Vayamos a lo de Rajoy y Sánchez. Los partidarios del colapso y la supercrisis no dejan de repetir que don Pedro ha sido investido con los votos de los enemigos de España, pero olvidan que esos votos son de españoles que lo admiten, aunque sea con disgusto, cuando votan. Tampoco se puede decir que en ese episodio se ha burlado la voluntad de los españoles, que lo ocurrido pone de manifiesto la falsedad del sistema. Hombre,… una falsedad no es, a no ser que consideremos que la mecánica cuántica es una gran mentira puesto que la ignora el 99,9 por ciento de la población; nuestra monarquía parlamentaria no elige directamente un presidente sino a través de un Congreso representativo y soberano, y aunque el presidencialismo de imagen pretenda ocultarlo, ocurre que esta censura simplemente ha puesto de manifiesto que la investidura previa solo pudo lograrse a base de someter el procedimiento a presiones inusuales, y eso ha acabado en que, con un empujoncito de los jueces, el señor Rajoy haya tenido que despedirse de un oficio que desempeñaba con afición pero con desgana.
Me considero incapaz de entender las ventajas cognitivas y morales de la exageración, el extremismo y el pesimismo metódico
Ese desdén por la política, que no por el poder, llevó a Rajoy a cometer el inaudito desliz de proponer que la sesión de censura se celebrase en menos de una semana y, luego, cuando se supo sentenciado, a no dimitir con la inaudita excusa de que un acuerdo positivo sobre Sánchez sería tan fácil e inmediato como la unanimidad negativa en la destitución de Rajoy. Sea como fuere, el sistema ha funcionado bien, incluso en una circunstancia ciertamente no prevista.

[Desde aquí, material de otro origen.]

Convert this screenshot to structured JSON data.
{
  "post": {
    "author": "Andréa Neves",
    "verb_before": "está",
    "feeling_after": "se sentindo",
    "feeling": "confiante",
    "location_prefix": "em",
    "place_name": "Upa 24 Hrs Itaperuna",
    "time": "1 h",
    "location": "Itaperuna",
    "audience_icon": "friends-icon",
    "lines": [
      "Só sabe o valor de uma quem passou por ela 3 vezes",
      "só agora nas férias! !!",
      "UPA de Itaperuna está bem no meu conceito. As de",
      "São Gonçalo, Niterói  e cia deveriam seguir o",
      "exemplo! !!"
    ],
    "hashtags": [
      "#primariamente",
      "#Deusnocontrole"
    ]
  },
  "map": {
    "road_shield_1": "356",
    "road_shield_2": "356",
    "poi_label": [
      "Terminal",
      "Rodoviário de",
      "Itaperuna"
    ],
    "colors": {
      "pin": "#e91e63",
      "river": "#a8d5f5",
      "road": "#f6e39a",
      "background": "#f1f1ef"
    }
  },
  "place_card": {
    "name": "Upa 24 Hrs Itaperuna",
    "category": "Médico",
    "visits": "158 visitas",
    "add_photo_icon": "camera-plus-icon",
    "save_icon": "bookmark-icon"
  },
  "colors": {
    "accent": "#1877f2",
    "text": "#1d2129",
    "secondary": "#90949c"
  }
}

¿Significa todo esto que me gusta el separatismo catalán o que me derrito de gusto ante cualquier socialismo? Les aseguro que no, pero me considero incapaz de entender las ventajas cognitivas y morales de la exageración, el extremismo y el pesimismo metódico. No creo que vivamos en el mejor de los mundos posibles, pero supongo que para anunciar la inminencia de un apocalipsis hacen falta algunas trompeterías que, de momento, no se dan en el caso, por muy convencido que esté de que los votantes de centroderecha carecen de motivos para sentirse contentos, pero eso no es atribuible al sistema sino a las políticas cobardes, miopes y sin ambición de quienes se han dedicado a hacer lo único que decían creer posible.